We hold, therefore, that wtiere negligence proximately caused fright, in one within the immediate area of physical danger from that negligence, which in turn produced physical consequences such as would be elements of damage if a bodily injury had been suffered, the injured party is entitled- to recover under an application of the prevailing principles of law as to negligence and proximate causation. Otherwise stated, where results, which are regarded as proper elements of recovery as a consequence of physical injury, are proximately caused by fright due to negligence, recovery by one in the immediatе zone of *465 physical risk should be permitted. Compare Restatement of the Law of Torts, Sections 313,436.
This view has the general approval of the writers on the subject and is now distinctly the majority rule. We are satisfied that it is the better rule, supported by reason, logic and fairness.
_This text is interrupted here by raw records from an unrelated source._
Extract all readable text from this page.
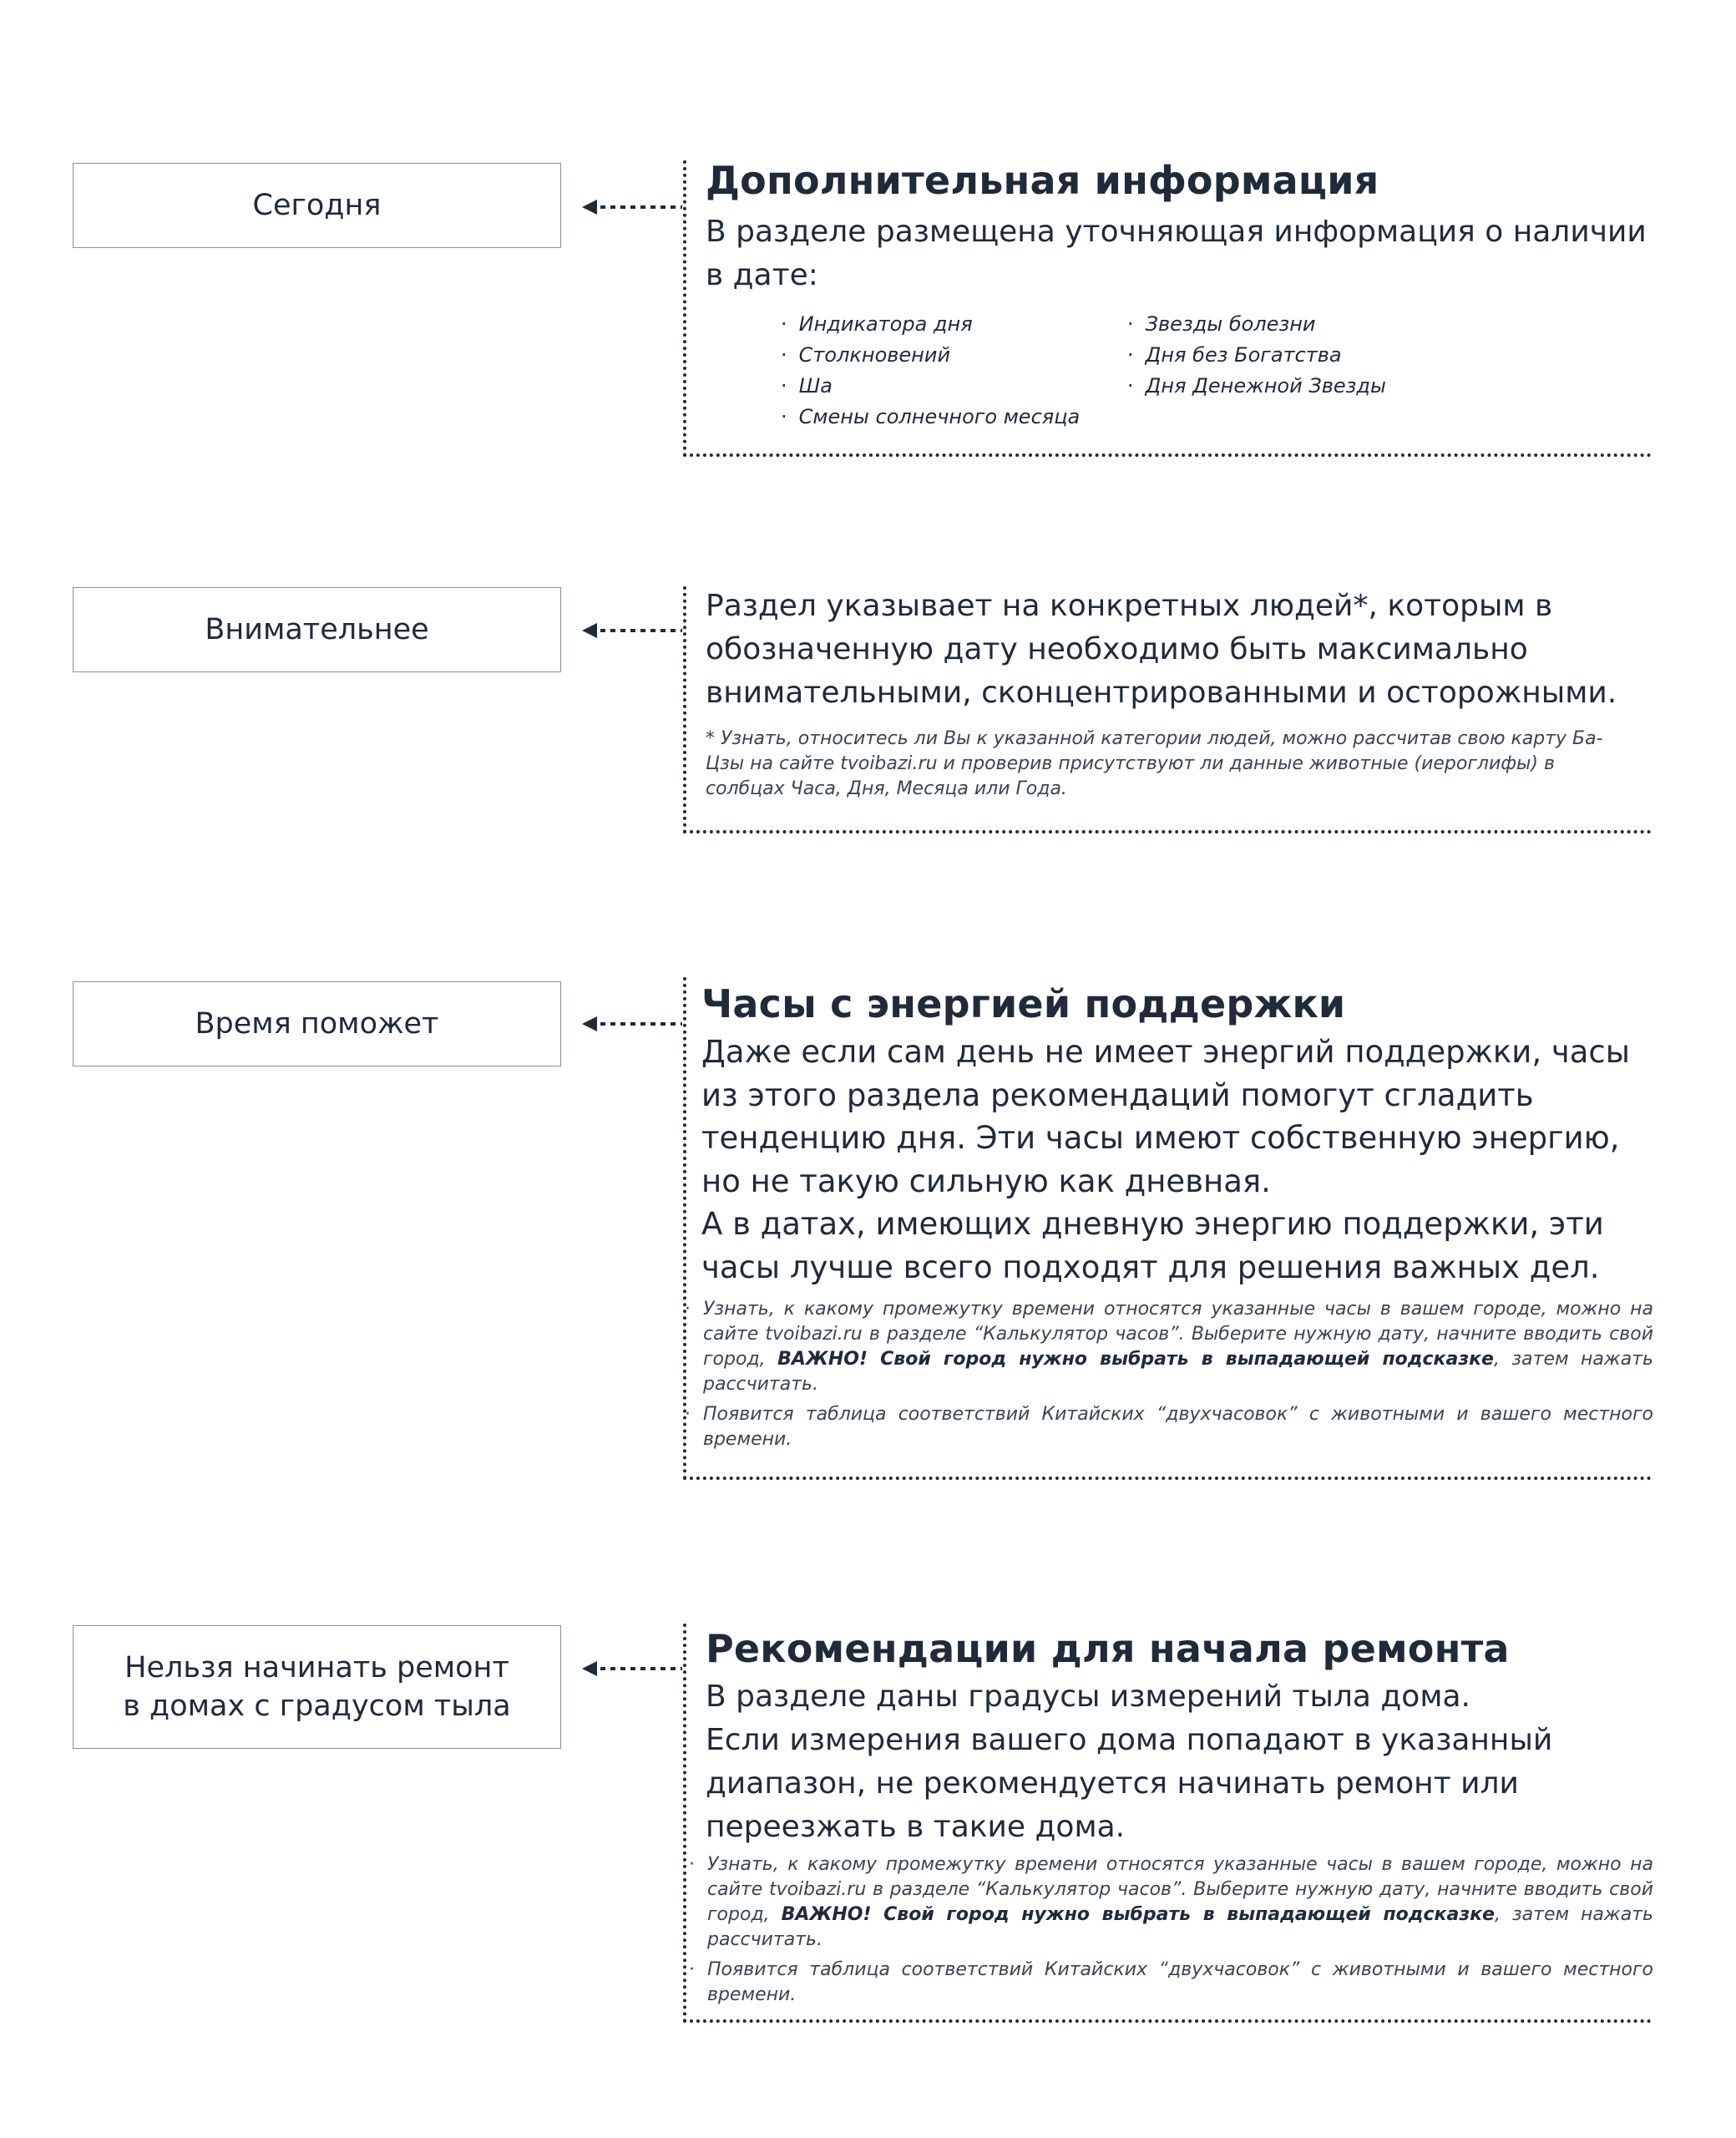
Сегодня
Дополнительная информация

В разделе размещена уточняющая информация о наличии в дате:

· Индикатора дня
· Столкновений
· Ша
· Смены солнечного месяца
· Звезды болезни
· Дня без Богатства
· Дня Денежной Звезды
Внимательнее

Раздел указывает на конкретных людей*, которым в обозначенную дату необходимо быть максимально внимательными, сконцентрированными и осторожными.

* Узнать, относитесь ли Вы к указанной категории людей, можно рассчитав свою карту Ба-Цзы на сайте tvoibazi.ru и проверив присутствуют ли данные животные (иероглифы) в солбцах Часа, Дня, Месяца или Года.

Время поможет	Часы с энергией поддержки

Даже если сам день не имеет энергий поддержки, часы из этого раздела рекомендаций помогут сгладить тенденцию дня. Эти часы имеют собственную энергию, но не такую сильную как дневная.

А в датах, имеющих дневную энергию поддержки, эти часы лучше всего подходят для решения важных дел.

· Узнать, к какому промежутку времени относятся указанные часы в вашем городе, можно на сайте tvoibazi.ru в разделе “Калькулятор часов”. Выберите нужную дату, начните вводить свой город, ВАЖНО! Свой город нужно выбрать в выпадающей подсказке, затем нажать рассчитать.
· Появится таблица соответствий Китайских “двухчасовок” с животными и вашего местного времени.
Нельзя начинать ремонт
в домах с градусом тыла
Рекомендации для начала ремонта

В разделе даны градусы измерений тыла дома.

Если измерения вашего дома попадают в указанный диапазон, не рекомендуется начинать ремонт или переезжать в такие дома.

· Узнать, к какому промежутку времени относятся указанные часы в вашем городе, можно на сайте tvoibazi.ru в разделе “Калькулятор часов”. Выберите нужную дату, начните вводить свой город, ВАЖНО! Свой город нужно выбрать в выпадающей подсказке, затем нажать рассчитать.
· Появится таблица соответствий Китайских “двухчасовок” с животными и вашего местного времени.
We conclude, therefore, that the Superior Court erred in the instant case in holding that the plаintiffs right to recover is barred by the impact rule. The plaintiff claims physical injuries resulting from fright proximately caused by the negligence of the defendant. She should have the opportunity to prove such injuries and to recover therefor if she succeeds. The summary judgment granted in favor of the defendant must be reversed and the cause remanded for further proceedings.
Notes
See Smith, “Relation of Emotions to Injury and Disease.” 30 Va.L.Rev. 193, 302.